Eventually, however, he’s bailed out by the Salvation Army’s lawyer. On his way home, he goes to a bar where he gets reacquainted with the bank robber. The latter had followed him from the bank to the police station, and from thence to the bar. He wanted to apologise for his actions that had led to the man being inconvenienced.
And oh, he has a favour to ask…
Back ‘home’, the man is relatively content with his life. He had done as the erstwhile robber had asked him to; Irma and he were discovering an affinity to each other; Hannibal the Killer Dog was a faithful companion (even if Hannibal turned out to be a ‘she’, instead of a ‘he’); and the potato plants he planted had given him a bumper crop – eight spuds. What’s more, he had discovered an old jukebox that helps inspire local musicians, and learnt serendipitously that in his previous life, he knew welding. Now he had a ‘proper’ job. Life was good.
Until the police come visiting.
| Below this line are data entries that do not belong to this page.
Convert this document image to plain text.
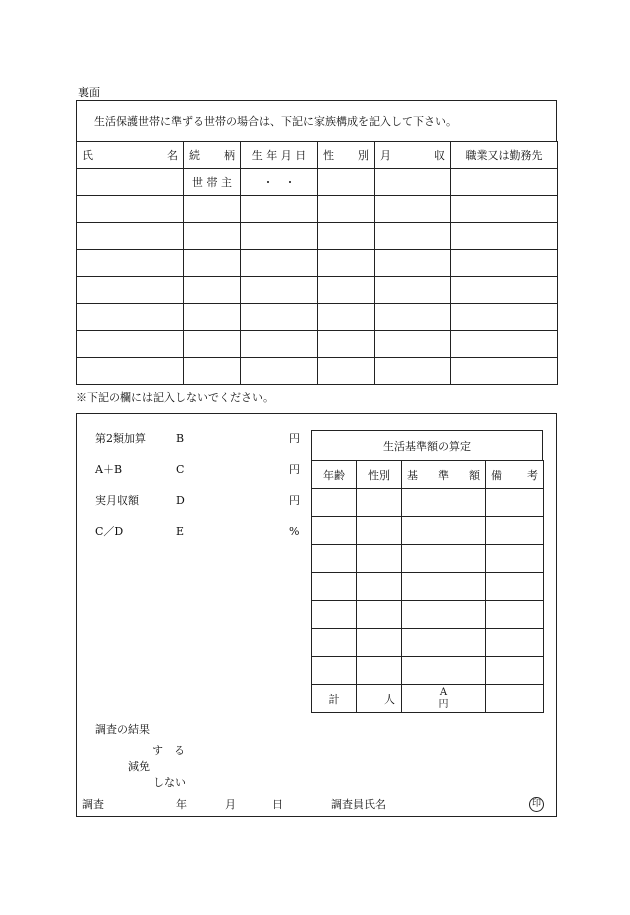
裏面
生活保護世帯に準ずる世帯の場合は、下記に家族構成を記入して下さい。
氏 名	続 柄	生 年 月 日	性 別	月 収	職業又は勤務先

	世 帯 主	・　・			

※下記の欄には記入しないでください。
第2類加算	B	円
A＋B	C	円
実月収額	D	円
C／D	E	%
生活基準額の算定
年齢	性別	基 準 額	備 考

計	人	A
円	

調査の結果
す　る
減免
しない
調査	年	月	日	調査員氏名	印
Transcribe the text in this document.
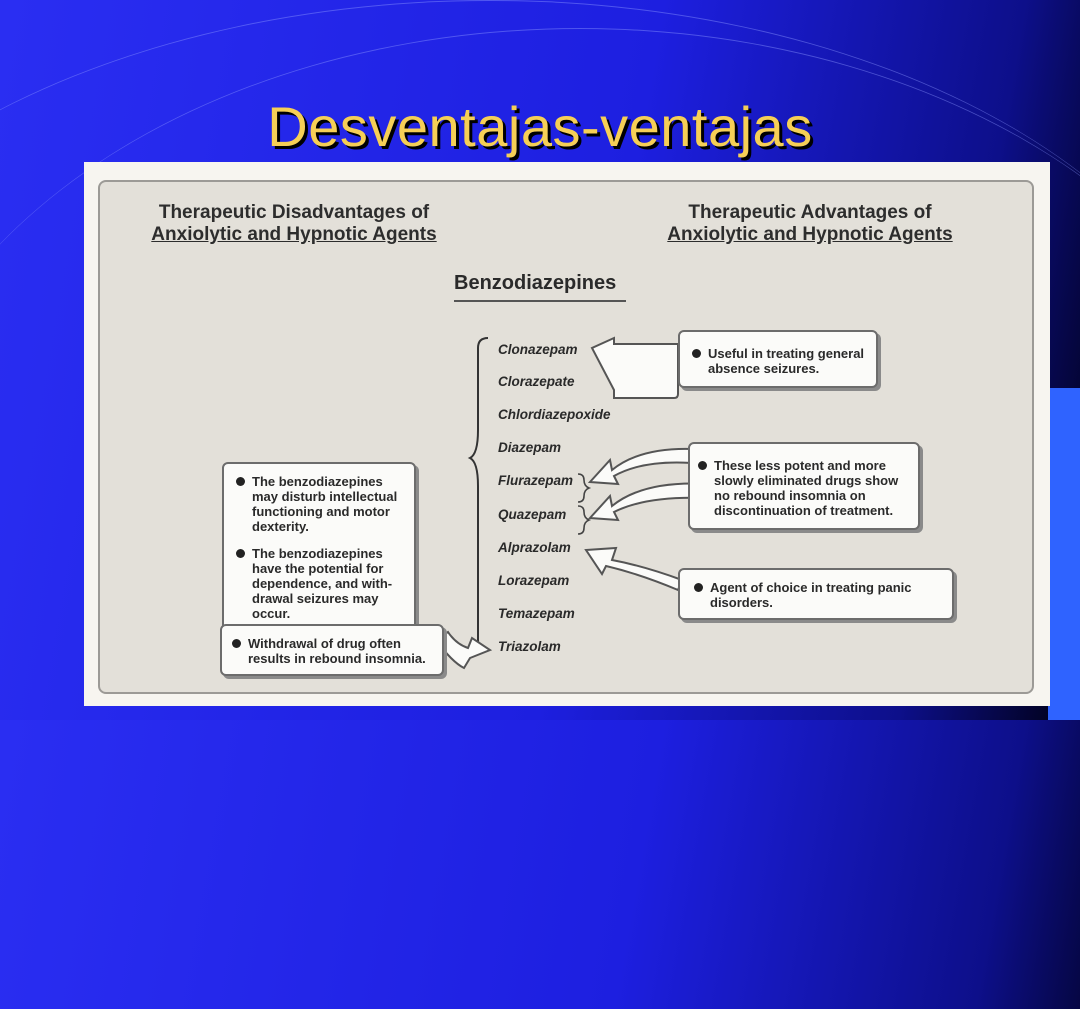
Desventajas-ventajas
Therapeutic Disadvantages of
Anxiolytic and Hypnotic Agents
Therapeutic Advantages of
Anxiolytic and Hypnotic Agents
Benzodiazepines
Clonazepam
Clorazepate
Chlordiazepoxide
Diazepam
Flurazepam
Quazepam
Alprazolam
Lorazepam
Temazepam
Triazolam
Useful in treating general absence seizures.
These less potent and more slowly eliminated drugs show no rebound insomnia on discontinuation of treatment.
Agent of choice in treating panic disorders.
The benzodiazepines may disturb intellectual functioning and motor dexterity.
The benzodiazepines have the potential for dependence, and with-drawal seizures may occur.
Withdrawal of drug often results in rebound insomnia.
Again.
I had never heard of Kaurismaki before; from what I read, this film is part of his Finland trilogy. [My husband is quick to inform me that I’m wrong; he had made me watch a French film by Kaurismaki a couple of years ago; apparently, my memory has deteriorated – I have no recollection of it. Obviously, a mugging is not necessary for short-term amnesia - especially for films recommended by film-snob husband. 😁] If the other films are like this one, I would like to watch them. Mies Vailla Menniesyyttä is a wry, humorous, affectionate look at those people who often find themselves on the fringes of society. Kaurismaki frames their lives without condescension or patronage, allowing them a voice of their own. His gaze is both intimate and detached at the same time, not judging, not commenting; he allows us to make of it what we will.
This is a strangely melancholy film leavened by deep vein of droll humour – a wicked humour that arises not from the plot, but from the characters who use dry wit and gentle sarcasm to make fun of everything, including their own miserable existence. The plot, such as it is, unfolds slowly; nothing really happens, yet one is nudged towards a resolution – of sorts. The story focuses on the man in his present; the past is largely irrelevant. Neither the man nor Irma waste much time wondering who he was, or where he came from. And the resolution, when it comes, sends him in search of his past, and we discover that it is not as welcome as it should have been. Questions that arose earlier are answered in the denouement; just not the way one would suppose.
Much like the potato plants that give eight potatoes - though rather small – in that harsh soil, the protagonists’ lives too are a miracle – they don’t just survive; they find, if not joy, at least contentment, in the little things. At the end of the film, despite being aware of a strain of melancholy, I was smiling too.